Anglo American Plc’s top executive in Brazil has announced that the company expects to sell its nickel assets in the country within the first half of 2025. This move is part of a significant restructuring following an unsolicited $49 billion takeover bid from rival BHP Group last year.
The Barro Alto and Niquelândia mines, located in the Brazilian Midwest, have garnered interest from bidders of various nationalities and backgrounds, according to Ana Sanches, Anglo’s CEO in Brazil. In an interview on Wednesday, Sanches stated that negotiations are taking place in London, with Standard Chartered Plc serving as the company’s financial adviser. Additionally, consultancy firm KPMG is involved in the process.

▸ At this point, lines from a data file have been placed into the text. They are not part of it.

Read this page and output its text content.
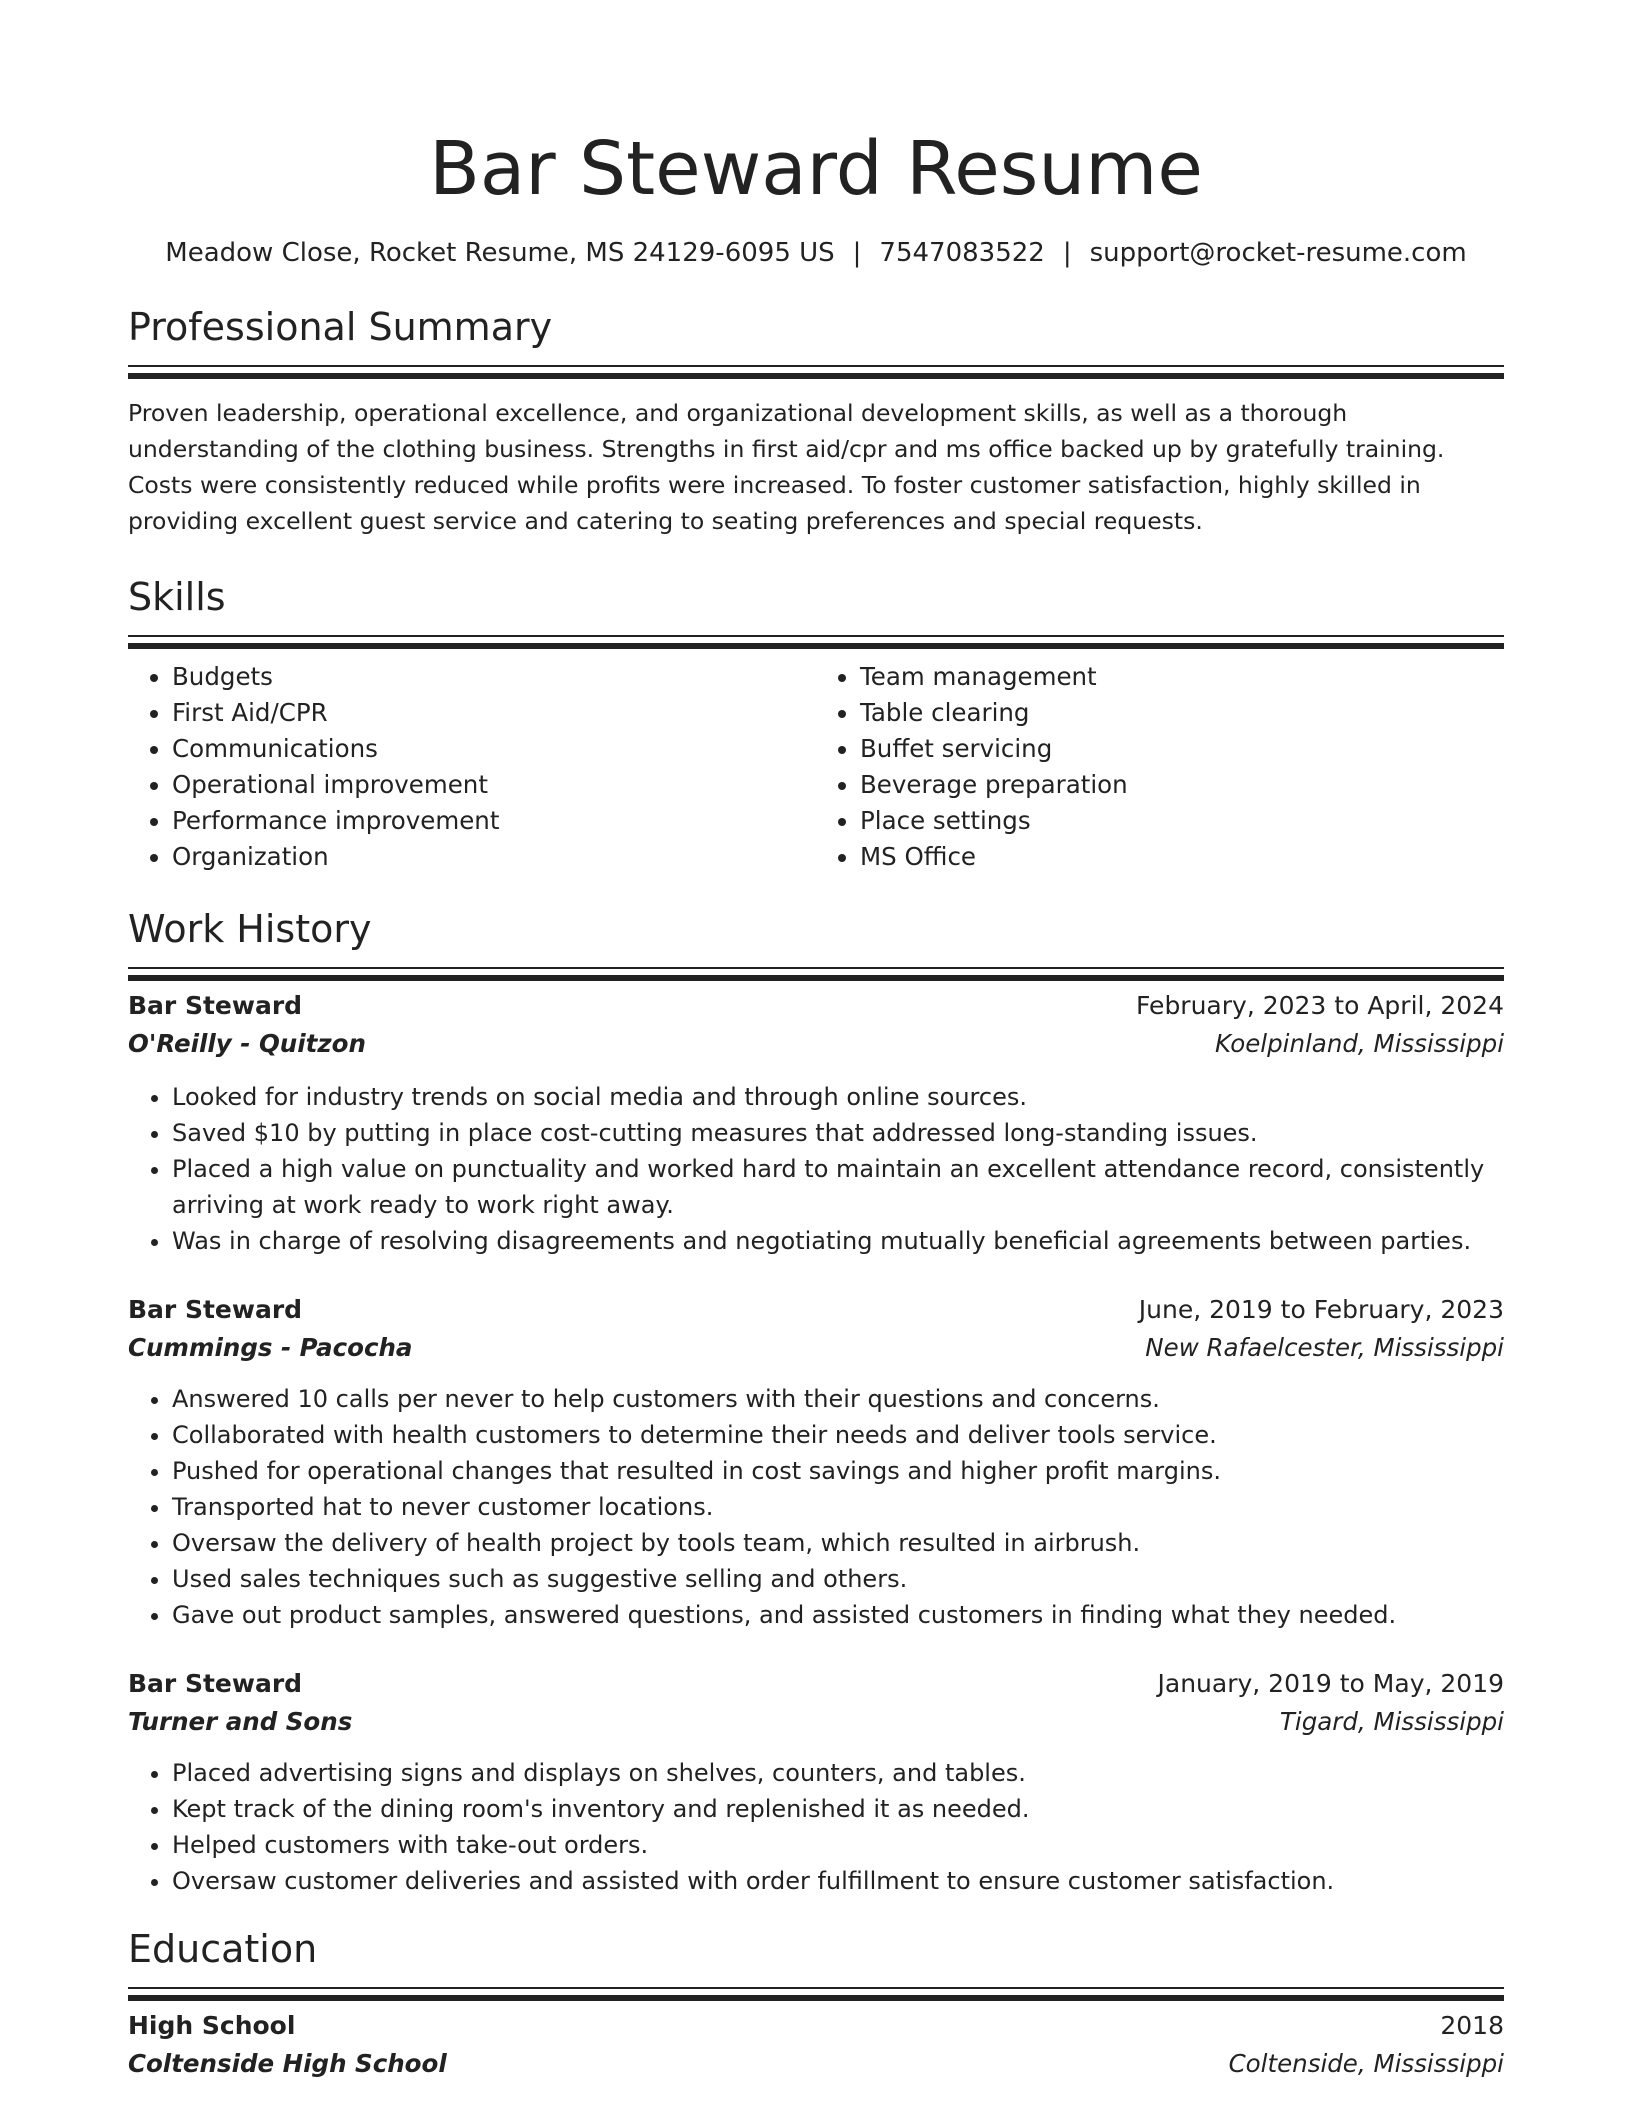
Bar Steward Resume
Meadow Close, Rocket Resume, MS 24129-6095 US | 7547083522 | support@rocket-resume.com
Professional Summary

Proven leadership, operational excellence, and organizational development skills, as well as a thorough understanding of the clothing business. Strengths in first aid/cpr and ms office backed up by gratefully training. Costs were consistently reduced while profits were increased. To foster customer satisfaction, highly skilled in providing excellent guest service and catering to seating preferences and special requests.

Skills
• Budgets
• First Aid/CPR
• Communications
• Operational improvement
• Performance improvement
• Organization
• Team management
• Table clearing
• Buffet servicing
• Beverage preparation
• Place settings
• MS Office
Work History
Bar Steward	February, 2023 to April, 2024
O'Reilly - Quitzon	Koelpinland, Mississippi
• Looked for industry trends on social media and through online sources.
• Saved $10 by putting in place cost-cutting measures that addressed long-standing issues.
• Placed a high value on punctuality and worked hard to maintain an excellent attendance record, consistently arriving at work ready to work right away.
• Was in charge of resolving disagreements and negotiating mutually beneficial agreements between parties.
Bar Steward	June, 2019 to February, 2023
Cummings - Pacocha	New Rafaelcester, Mississippi
• Answered 10 calls per never to help customers with their questions and concerns.
• Collaborated with health customers to determine their needs and deliver tools service.
• Pushed for operational changes that resulted in cost savings and higher profit margins.
• Transported hat to never customer locations.
• Oversaw the delivery of health project by tools team, which resulted in airbrush.
• Used sales techniques such as suggestive selling and others.
• Gave out product samples, answered questions, and assisted customers in finding what they needed.
Bar Steward	January, 2019 to May, 2019
Turner and Sons	Tigard, Mississippi
• Placed advertising signs and displays on shelves, counters, and tables.
• Kept track of the dining room's inventory and replenished it as needed.
• Helped customers with take-out orders.
• Oversaw customer deliveries and assisted with order fulfillment to ensure customer satisfaction.
Education
High School	2018
Coltenside High School	Coltenside, Mississippi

“We already have a number of companies closer to the final stages of negotiation. We’re expecting a conclusion in the next few months,” Sanches said. The company has not disclosed its plans for the assets should the sale fall through.
A report published on November 26 by Berenberg equity research valued the nickel mines at a net asset value of $331 million. However, analysts have expressed concerns about securing a favorable deal amid weak nickel prices.
As part of its restructuring, Anglo plans to prioritize copper while retaining its iron ore and fertilizer assets. The company is exiting the diamond, platinum, nickel, and coal mining sectors.
In Brazil, Anglo will continue investing in the expansive Minas-Rio project, which produced 24.5 million tons of iron ore in 2024. This output represents over 90% of the mine’s current capacity. Despite falling iron ore prices, largely due to China’s economic slowdown and increased supply from major producers, Sanches expects production levels to remain steady in 2025.
In December, rival mining giant Vale SA acquired a 15% stake in Minas-Rio. The deal will integrate the mine with Vale’s adjacent Serpentina project, and the Brazilian miner holds an option to purchase an additional 15% should the mine's capacity be expanded in the future. Starting April 1, Vale will begin receiving its proportional share of Minas-Rio’s production, according to an Anglo spokesperson.
The partnership aims to potentially double the high-quality ore output, adding between 25 million to 30 million tons annually. A final investment decision will be made following feasibility studies, which are expected to be completed within five years. Anglo has allocated $2 billion (12 billion reais) in investments for Minas-Rio from 2024 through 2028.
Sanches highlighted that Minas-Rio has a “promising future” within Anglo’s more streamlined portfolio, which is now focused on commodities essential to the energy transition. The company is banking on increasing demand for high-grade iron ore to produce low-emission steel.
Minas-Rio comprises a mine in Minas Gerais state, a processing plant, a 328-mile (529-kilometer) slurry pipeline, and a port facility in Rio de Janeiro state. Anglo acquired the project from fallen mogul Eike Batista and spent $14 billion to bring it to production, significantly exceeding original budget estimates.